Onto Week 2 and 3! This week we went over web scraping data using BeautifulSoup and Selenium. It proved to be a very important tool in our next project that delt with predicting using Linear Regression. The objective of Project 2 was to build a linear regression model using data we scraped from the web and use the several techniques we learned in class. I was a bit relieved we had two weeks to work on this project so I felt less rushed and more confident I could produce a better work product than my first project.

I quickly knew what topic I would choose. As a UFC fan I decided to predict pay per view buys. I had a couple of ideas of what factors I would be including but in order to fully explore all those features I went over to Tapology (UFC biggest network website) and FightMetric.com to see what type of data would be available.

Luckily FightMetric included a lot of information on one table. Here is what the table looks like below.

Image - FightMetric.com
FightMetric.com

From the table I was able to include the following features: rematch, rivalry, women’s fight, weight classes, fight finishes, title fights, rounds, time on the fights. From tapology.com I was able to collected the number of attendance, ticket revenue, and of course pay per view buys. I decided to create a separate feature called “Fan Favorites” where I included UFC’s top 6 mega stars that have the most fan following and unique star power. This proved to be important as these fan favorites drove a lot of these pay per view numbers.

Exploratory Analysis

The pay per view horizontal bar graph distribution was positively skewed. In order to make it resemble a normal distribution I had to log transform the target variable. This definitely helped with the skewness and kurtosis of my graph.

Linear Assumptions

I ensured to check through the linear assumptions of my linear regression model. The first assumption is that the regression is linear in its parameters. In order to inspect this I plotted the actual ppv buys vs predicted. It should symmetrically follow a straight line as you see below.

Another thing to check are the residuals. The residuals should be centered around y = 0 and have a constant variance.

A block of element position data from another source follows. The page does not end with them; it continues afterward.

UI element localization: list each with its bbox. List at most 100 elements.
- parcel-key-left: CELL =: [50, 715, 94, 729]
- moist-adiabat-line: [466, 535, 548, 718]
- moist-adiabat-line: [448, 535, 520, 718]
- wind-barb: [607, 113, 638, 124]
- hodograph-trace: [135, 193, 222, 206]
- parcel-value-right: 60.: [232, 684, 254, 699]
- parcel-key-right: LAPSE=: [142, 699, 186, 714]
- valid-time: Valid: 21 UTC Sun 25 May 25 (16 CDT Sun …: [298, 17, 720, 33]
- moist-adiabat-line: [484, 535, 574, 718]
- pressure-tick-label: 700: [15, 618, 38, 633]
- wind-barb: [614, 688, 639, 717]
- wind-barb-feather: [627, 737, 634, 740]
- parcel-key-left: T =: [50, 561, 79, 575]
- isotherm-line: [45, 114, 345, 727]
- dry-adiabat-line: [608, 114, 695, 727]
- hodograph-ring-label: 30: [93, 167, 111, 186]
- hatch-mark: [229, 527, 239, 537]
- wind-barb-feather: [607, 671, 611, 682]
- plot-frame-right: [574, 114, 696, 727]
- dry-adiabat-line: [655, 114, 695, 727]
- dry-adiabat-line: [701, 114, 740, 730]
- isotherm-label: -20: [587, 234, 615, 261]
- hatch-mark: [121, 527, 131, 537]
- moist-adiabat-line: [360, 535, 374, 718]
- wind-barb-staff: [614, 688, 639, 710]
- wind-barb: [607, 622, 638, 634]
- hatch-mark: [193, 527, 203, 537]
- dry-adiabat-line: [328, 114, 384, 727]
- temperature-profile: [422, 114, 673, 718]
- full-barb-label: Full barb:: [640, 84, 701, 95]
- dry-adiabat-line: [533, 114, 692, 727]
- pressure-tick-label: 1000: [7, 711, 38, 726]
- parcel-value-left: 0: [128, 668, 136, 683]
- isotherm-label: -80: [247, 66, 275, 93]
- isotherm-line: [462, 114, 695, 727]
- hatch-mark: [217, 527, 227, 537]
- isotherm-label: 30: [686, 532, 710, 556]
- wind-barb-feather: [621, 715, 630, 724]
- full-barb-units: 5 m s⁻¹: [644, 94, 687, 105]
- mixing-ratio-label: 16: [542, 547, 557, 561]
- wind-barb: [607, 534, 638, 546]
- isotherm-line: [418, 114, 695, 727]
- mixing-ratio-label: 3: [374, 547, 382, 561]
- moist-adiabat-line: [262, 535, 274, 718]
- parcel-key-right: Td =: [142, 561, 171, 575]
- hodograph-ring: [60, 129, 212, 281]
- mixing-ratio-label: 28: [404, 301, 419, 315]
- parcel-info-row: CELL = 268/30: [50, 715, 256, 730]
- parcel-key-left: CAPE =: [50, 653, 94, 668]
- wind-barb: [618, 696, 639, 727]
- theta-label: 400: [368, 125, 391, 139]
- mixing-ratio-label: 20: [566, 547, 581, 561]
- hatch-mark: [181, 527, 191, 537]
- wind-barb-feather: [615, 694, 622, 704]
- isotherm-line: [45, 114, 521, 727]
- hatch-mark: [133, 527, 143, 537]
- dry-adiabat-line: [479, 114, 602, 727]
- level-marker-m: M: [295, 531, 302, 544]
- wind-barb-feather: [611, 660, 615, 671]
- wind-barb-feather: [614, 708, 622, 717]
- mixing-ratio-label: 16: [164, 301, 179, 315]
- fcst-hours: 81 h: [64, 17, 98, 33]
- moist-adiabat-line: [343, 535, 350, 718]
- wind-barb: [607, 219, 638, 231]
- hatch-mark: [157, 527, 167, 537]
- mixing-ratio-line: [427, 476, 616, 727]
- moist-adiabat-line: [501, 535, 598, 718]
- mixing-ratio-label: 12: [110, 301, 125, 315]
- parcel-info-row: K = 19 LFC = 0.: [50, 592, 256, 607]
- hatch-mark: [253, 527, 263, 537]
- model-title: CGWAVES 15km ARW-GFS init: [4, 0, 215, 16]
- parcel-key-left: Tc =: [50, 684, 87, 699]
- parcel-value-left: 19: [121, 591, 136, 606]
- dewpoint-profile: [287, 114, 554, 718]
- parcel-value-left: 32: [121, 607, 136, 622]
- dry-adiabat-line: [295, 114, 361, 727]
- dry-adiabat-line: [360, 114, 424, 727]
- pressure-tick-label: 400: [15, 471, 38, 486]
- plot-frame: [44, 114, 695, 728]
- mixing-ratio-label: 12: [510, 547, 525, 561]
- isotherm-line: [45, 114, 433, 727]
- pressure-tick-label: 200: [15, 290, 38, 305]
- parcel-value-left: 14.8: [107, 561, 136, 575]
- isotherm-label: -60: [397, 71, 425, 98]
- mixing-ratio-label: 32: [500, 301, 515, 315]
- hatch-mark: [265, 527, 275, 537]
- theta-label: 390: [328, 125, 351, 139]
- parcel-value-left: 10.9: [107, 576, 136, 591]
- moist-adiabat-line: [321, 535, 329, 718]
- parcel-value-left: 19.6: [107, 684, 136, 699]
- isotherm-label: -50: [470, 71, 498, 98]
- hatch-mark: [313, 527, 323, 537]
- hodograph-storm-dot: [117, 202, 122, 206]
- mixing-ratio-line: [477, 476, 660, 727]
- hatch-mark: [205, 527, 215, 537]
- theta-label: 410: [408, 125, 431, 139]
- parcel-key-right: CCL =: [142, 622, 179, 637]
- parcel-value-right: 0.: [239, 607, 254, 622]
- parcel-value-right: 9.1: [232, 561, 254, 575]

The errors should be uncorrelated so I plotted the residuals against time. As you can see there is no pattern. I also check for multicollinearity which is when two variables are in perfect linear relationship to each other. Fortunately multicollinearity did not exist in my dataset.

Linear Regression Modeling

Train Test Split

Before I began modeling I took a look at the correlations. This is a good starting point to find out which features have the highest impact on your target variable. Fan favorites, ticket revenue, tv rating, rivalries, title fights,and heavyweight fight all had strong positive correlations. On the opposite end of the spectrum, lightweight fights have a negative correlation.

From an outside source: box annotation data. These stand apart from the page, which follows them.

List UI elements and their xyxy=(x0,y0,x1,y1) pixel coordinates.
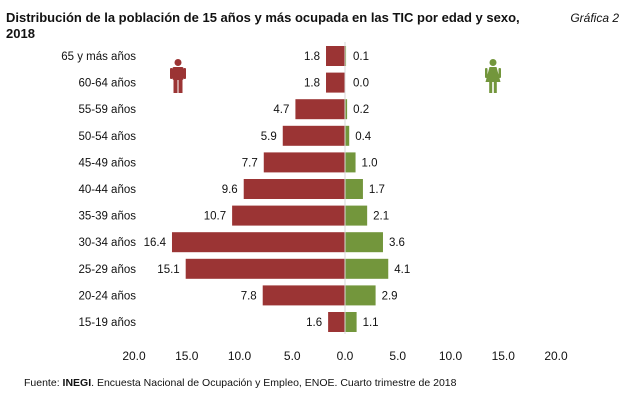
bar-men xyxy=(326,72,345,93)
value-label-men: 7.8 xyxy=(241,290,257,302)
x-tick-label: 15.0 xyxy=(492,349,516,363)
bar-men xyxy=(171,232,345,253)
bar-women xyxy=(345,285,376,306)
value-label-men: 7.7 xyxy=(242,157,258,169)
value-label-women: 0.4 xyxy=(355,131,372,143)
category-label: 45-49 años xyxy=(78,157,136,169)
value-label-women: 2.1 xyxy=(373,211,389,223)
source-org: INEGI xyxy=(62,377,92,389)
bar-men xyxy=(243,179,345,199)
category-label: 20-24 años xyxy=(78,290,136,302)
category-label: 50-54 años xyxy=(78,131,136,143)
bar-men xyxy=(185,258,345,279)
bar-women xyxy=(345,232,383,253)
bar-women xyxy=(345,46,347,66)
bars-group xyxy=(171,46,389,332)
value-label-men: 1.8 xyxy=(304,51,320,63)
category-label: 40-44 años xyxy=(78,184,136,196)
x-tick-label: 10.0 xyxy=(439,349,463,363)
x-tick-label: 15.0 xyxy=(175,349,199,363)
value-label-women: 1.1 xyxy=(363,317,379,329)
category-label: 30-34 años xyxy=(78,237,136,249)
category-label: 55-59 años xyxy=(78,104,136,116)
bar-women xyxy=(345,258,389,279)
value-label-women: 1.7 xyxy=(369,184,385,196)
bar-women xyxy=(345,125,350,146)
bar-women xyxy=(345,312,357,332)
value-label-men: 1.8 xyxy=(304,78,320,90)
category-label: 25-29 años xyxy=(78,264,136,276)
value-label-women: 0.1 xyxy=(353,51,369,63)
source-note: Fuente: INEGI. Encuesta Nacional de Ocup… xyxy=(24,377,456,389)
bar-women xyxy=(345,99,348,120)
x-tick-label: 0.0 xyxy=(337,349,354,363)
page-title: Distribución de la población de 15 años … xyxy=(6,10,520,41)
x-tick-label: 10.0 xyxy=(228,349,252,363)
value-label-men: 1.6 xyxy=(306,317,322,329)
x-axis-ticks: 20.0 15.0 10.0 5.0 0.0 5.0 10.0 15.0 20.0 xyxy=(122,349,568,363)
value-label-men: 5.9 xyxy=(261,131,277,143)
source-text: . Encuesta Nacional de Ocupación y Emple… xyxy=(91,377,457,389)
category-label: 60-64 años xyxy=(78,78,136,90)
category-labels: 65 y más años 60-64 años 55-59 años 50-54 a… xyxy=(61,51,136,329)
bar-men xyxy=(326,46,345,66)
x-tick-label: 20.0 xyxy=(544,349,568,363)
bar-men xyxy=(262,285,345,306)
value-labels: 1.8 0.1 1.8 0.0 4.7 0.2 5.9 0.4 7.7 1.0 9.6 1.7 10.7… xyxy=(144,51,411,329)
value-label-men: 9.6 xyxy=(222,184,238,196)
value-label-women: 4.1 xyxy=(394,264,410,276)
value-label-women: 0.0 xyxy=(353,78,369,90)
value-label-women: 0.2 xyxy=(353,104,369,116)
value-label-women: 2.9 xyxy=(382,290,398,302)
x-tick-label: 5.0 xyxy=(389,349,406,363)
bar-women xyxy=(345,179,363,199)
bar-men xyxy=(232,205,345,226)
source-prefix: Fuente: xyxy=(24,377,63,389)
bar-men xyxy=(295,99,345,120)
value-label-women: 1.0 xyxy=(362,157,378,169)
category-label: 35-39 años xyxy=(78,211,136,223)
bar-women xyxy=(345,152,356,173)
male-person-icon xyxy=(170,59,186,93)
value-label-men: 4.7 xyxy=(273,104,289,116)
value-label-women: 3.6 xyxy=(389,237,405,249)
category-label: 65 y más años xyxy=(61,51,136,63)
bar-women xyxy=(345,205,368,226)
x-tick-label: 5.0 xyxy=(284,349,301,363)
value-label-men: 16.4 xyxy=(144,237,167,249)
chart-number-label: Gráfica 2 xyxy=(570,11,619,25)
x-tick-label: 20.0 xyxy=(122,349,146,363)
bar-men xyxy=(282,125,345,146)
value-label-men: 10.7 xyxy=(204,211,226,223)
female-person-icon xyxy=(485,59,501,93)
value-label-men: 15.1 xyxy=(157,264,179,276)
category-label: 15-19 años xyxy=(78,317,136,329)
bar-men xyxy=(263,152,345,173)
bar-men xyxy=(328,312,345,332)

Here is a summary table of my first OLS model. I used statsmodel.formula.api to build this model.

My r2 which is the portion of variation that can be explained by my model is at 75% which is pretty good. During my presentation I went through what every summary statistic translated into my model.

On to checking how my model would perform on out of sample data, I performed a train test split. I designated 30% of my data as my test sample that I did not include in creating my model. This allowed me to test the model against the test sample where I got a r2 of 66%. The r2 went down as aspected because it provides a more realistic representation of how my model will perform in the real world.

K-Fold Regression

A k-fold regression is essentially performing a train test split multiple times. I performed a 10-fold regression where each fold has an equal chance of being designating as the test set to be tested against. Using this function it identified the significant features by testing the p value. I considered a p value of less than 2% to be considered statistically significant.

Regularization

In order to avoid overfitting, I used Elastic Net CV to identify the optimal alpha that would correspond with the lowest MSE score. .00001 was the optimal alpha. I set the lasso ratio at .5. However after tweaking the ratio I realized using strictly Lasso produced the highest r2. This is due to Lasso penalizing smaller number less than 1 more. This helped eliminate more features from the model, decreasing the complexity of the model.